Customer segmentation from your data

Customer segmentation is the practice of grouping customers into sets that share meaningful traits, behavior, or value, so you can treat each group differently. Done well, it turns one undifferentiated customer list into a handful of groups you can act on: who to upsell, who is about to churn, who deserves white-glove onboarding, and who to leave alone.

This guide is for analysts, founders, and operators who want to build segments from real data in a warehouse or BI tool, not personas drawn on a whiteboard. It covers the segmentation models that matter, how to build RFM and behavioral segments in SQL, how to decide which model fits your business, and how to keep segments from decaying into dead slides.

Data-driven segmentation vs marketing personas

Most articles about segmentation are about marketing personas: fictional characters like “Enterprise Emma” invented in a workshop, useful for positioning and ads. That kind of segmentation lives in a deck.

Data-driven customer segmentation is different. It groups your actual customers using columns in your database and events in your product. A segment is defined as a query, not a paragraph, so it can be rebuilt every night, counted, and wired into dashboards and workflows. If your goal is to decide who gets an outreach email, which accounts your customer success team calls, or which cohort to test a price change on, you need this second kind.
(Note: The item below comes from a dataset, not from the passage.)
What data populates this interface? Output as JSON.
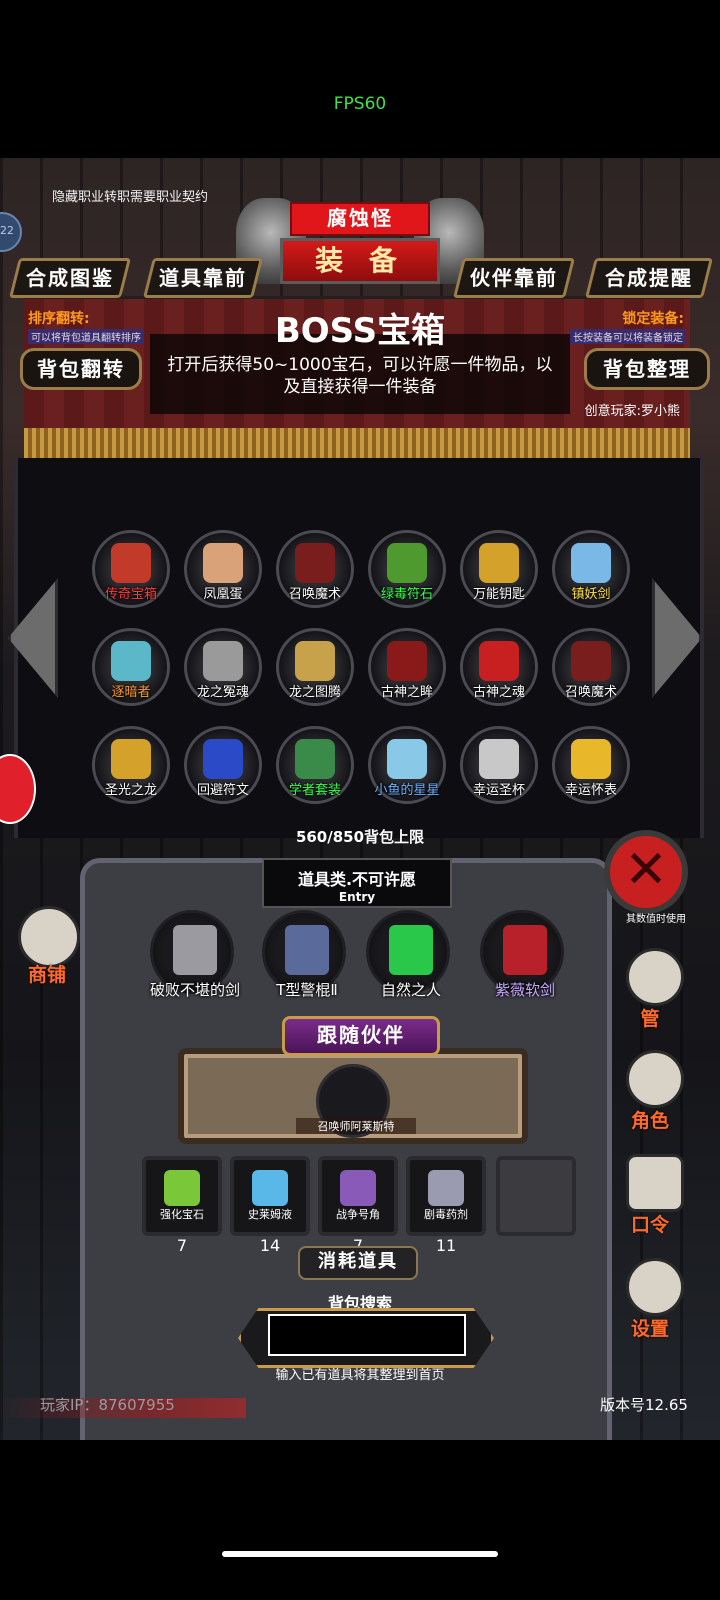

The distinction matters because a persona describes a type of person, while a data-driven segment is a live list of specific customers who currently match a rule. The list changes as customers behave differently, and that is the point.

The main customer segmentation models

There is no single correct way to segment customers. The right model depends on the decision you are trying to make and the data you actually have. These are the models worth knowing.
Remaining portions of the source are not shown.